Hence, the application is fully distributed, and both the preprocessing data step and the training step could be done in a distributed manner. The computing requirements for this application are:

  1. The need for training many Machine Learning (ML) models for pattern recognition, usually with complex architectures. Currently, AI Investments trains a dedicated model for each market, for each time interval (hourly, daily, weekly), and for each investment strategy. It means that for 200 markets, 3 time intervals and 5 investment strategies, 3000 models must be trained and re-trained periodically based on new data.
  1. There is a complex preprocessing of each training data set: The data is currently transposed and joined, and then a Wavelet transformation is applied. Different Wavelet functions are used depending on the results of the training, but mostly the Wavelets functions from the Daubechies  and Symlet families are used.
  1. Predictions based on the trained networks must be done in near real-time: One minute is the processing deadline for the shorter time intervals where data must be gathered from the markets, transposed, transformed, and the prediction produced.

These requirements imply a high performance architecture for training in terms of  parallel processing and a reliable architecture for prediction in terms of low latency and availability. On the other hand, the infrastructure costs of the infrastructure should obviously be minimized.

The deployment utility aims to minimize costs assuming that the training of the given number of models should end by a certain deadline. This type of utility will be used in the production environment for re-training models used for real-time predictions. The initial time to train one model is estimated based on the number of models to train, number of epochs needed to train a model and the average time of training one epoch. Then the number of worker computers needed is calculated to meet the training deadline. Preferably, on-premise servers are used and the machines in the Cloud are deployed only if the on-premises servers are too few to meet the training deadline. The MELODIC platform is continuously monitor the time it takes to train a model, and estimate the time remaining to finish the training of all models. Based on that estimate, MELODIC optimizes the number of worker machines required to meet the deadline by autonomously adding or removing virtual machines in the Cloud.

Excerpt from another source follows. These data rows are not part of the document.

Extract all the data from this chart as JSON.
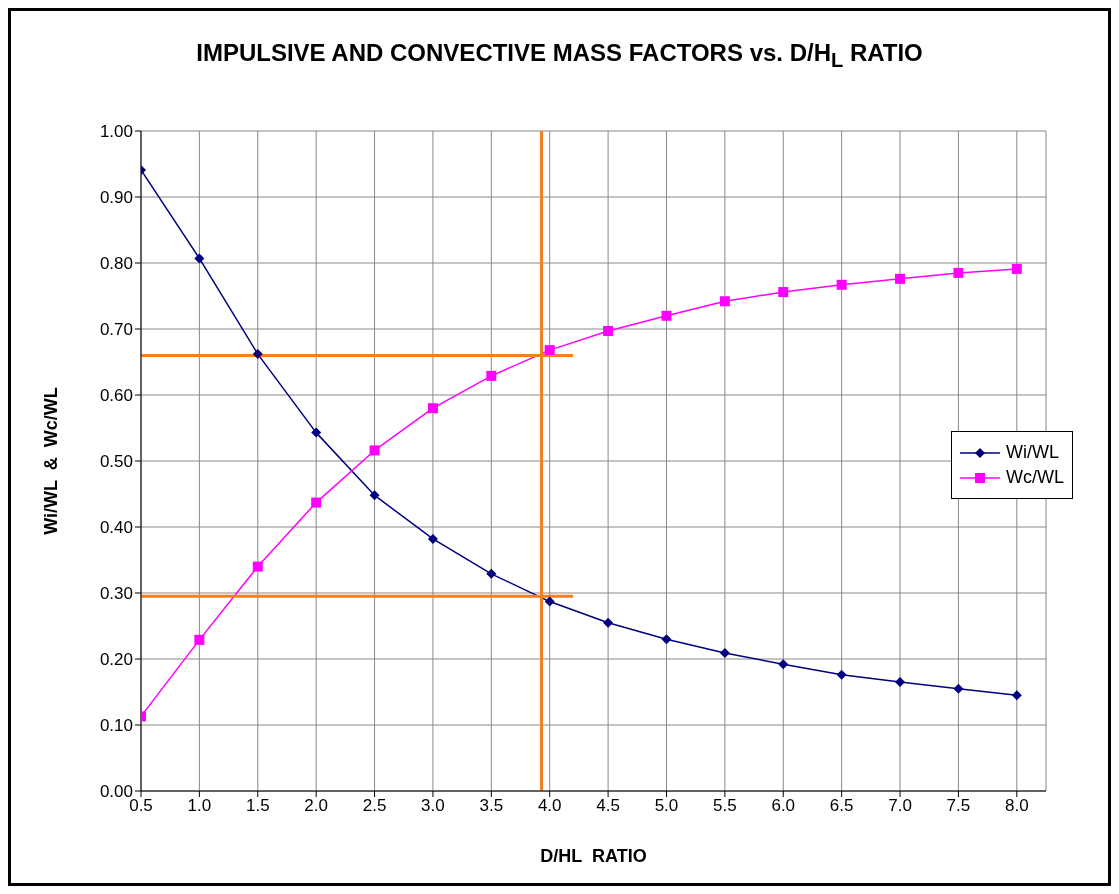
{
  "chart_data": {
    "type": "line",
    "title": "IMPULSIVE AND CONVECTIVE MASS FACTORS vs. D/H$_{L}$ RATIO",
    "xlabel": "D/HL  RATIO",
    "ylabel": "Wi/WL  &  Wc/WL",
    "xlim": [
      0.5,
      8.25
    ],
    "xticks": [
      {
        "value": 0.5,
        "label": "0.5"
      },
      {
        "value": 1,
        "label": "1.0"
      },
      {
        "value": 1.5,
        "label": "1.5"
      },
      {
        "value": 2,
        "label": "2.0"
      },
      {
        "value": 2.5,
        "label": "2.5"
      },
      {
        "value": 3,
        "label": "3.0"
      },
      {
        "value": 3.5,
        "label": "3.5"
      },
      {
        "value": 4,
        "label": "4.0"
      },
      {
        "value": 4.5,
        "label": "4.5"
      },
      {
        "value": 5,
        "label": "5.0"
      },
      {
        "value": 5.5,
        "label": "5.5"
      },
      {
        "value": 6,
        "label": "6.0"
      },
      {
        "value": 6.5,
        "label": "6.5"
      },
      {
        "value": 7,
        "label": "7.0"
      },
      {
        "value": 7.5,
        "label": "7.5"
      },
      {
        "value": 8,
        "label": "8.0"
      }
    ],
    "ylim": [
      0,
      1
    ],
    "yticks": [
      {
        "value": 0,
        "label": "0.00"
      },
      {
        "value": 0.1,
        "label": "0.10"
      },
      {
        "value": 0.2,
        "label": "0.20"
      },
      {
        "value": 0.3,
        "label": "0.30"
      },
      {
        "value": 0.4,
        "label": "0.40"
      },
      {
        "value": 0.5,
        "label": "0.50"
      },
      {
        "value": 0.6,
        "label": "0.60"
      },
      {
        "value": 0.7,
        "label": "0.70"
      },
      {
        "value": 0.8,
        "label": "0.80"
      },
      {
        "value": 0.9,
        "label": "0.90"
      },
      {
        "value": 1,
        "label": "1.00"
      }
    ],
    "grid": true,
    "legend": "right",
    "x": [
      0.5,
      1,
      1.5,
      2,
      2.5,
      3,
      3.5,
      4,
      4.5,
      5,
      5.5,
      6,
      6.5,
      7,
      7.5,
      8
    ],
    "series": [
      {
        "name": "Wi/WL",
        "color": "#000080",
        "marker": "diamond",
        "values": [
          0.941,
          0.807,
          0.662,
          0.543,
          0.448,
          0.382,
          0.329,
          0.287,
          0.255,
          0.23,
          0.209,
          0.192,
          0.176,
          0.165,
          0.155,
          0.145
        ]
      },
      {
        "name": "Wc/WL",
        "color": "#ff00ff",
        "marker": "square",
        "values": [
          0.113,
          0.229,
          0.34,
          0.437,
          0.516,
          0.58,
          0.629,
          0.668,
          0.697,
          0.72,
          0.742,
          0.756,
          0.767,
          0.776,
          0.785,
          0.791
        ]
      },
      {
        "color": "#f08020",
        "marker": "none",
        "x": [
          0.5,
          4.2
        ],
        "values": [
          0.66,
          0.66
        ]
      },
      {
        "color": "#f08020",
        "marker": "none",
        "x": [
          0.5,
          4.2
        ],
        "values": [
          0.295,
          0.295
        ]
      },
      {
        "color": "#f08020",
        "marker": "none",
        "x": [
          3.93,
          3.93
        ],
        "values": [
          0,
          1
        ]
      }
    ]
  }
}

For training and experiments, a hybrid infrastructure is used where a part of the application is deployed in the Cloud and a part of the application is deployed on-premise. This architecture is forced by very high prices of virtual machines with GPUs or dedicated hardware for ML training in the Cloud. Also the cost of using HPC solutions is very high compared with the current hybrid deployment. The baseline infrastructure for training is therefore on-premise servers with GPUs, and Cloud resources used only when it is not possible to meet the time constraints of the training on the local computational resources. Even assuming that the the leading Cloud Providers are equipped with the highest quality network connections, the communication overhead could be a problem that must be considered, and work is ongoing to extend MELODIC to take latency into consideration when assigning the location of data and processing jobs. However, for this application, the time of transferring the data for training the model is not significant compared with training process: Measurements indicate that transferring data normally takes up to 5 seconds, while the training time is over 7 hours on average. Hence, the network delay and bandwidth are not bottlenecks for completing the training.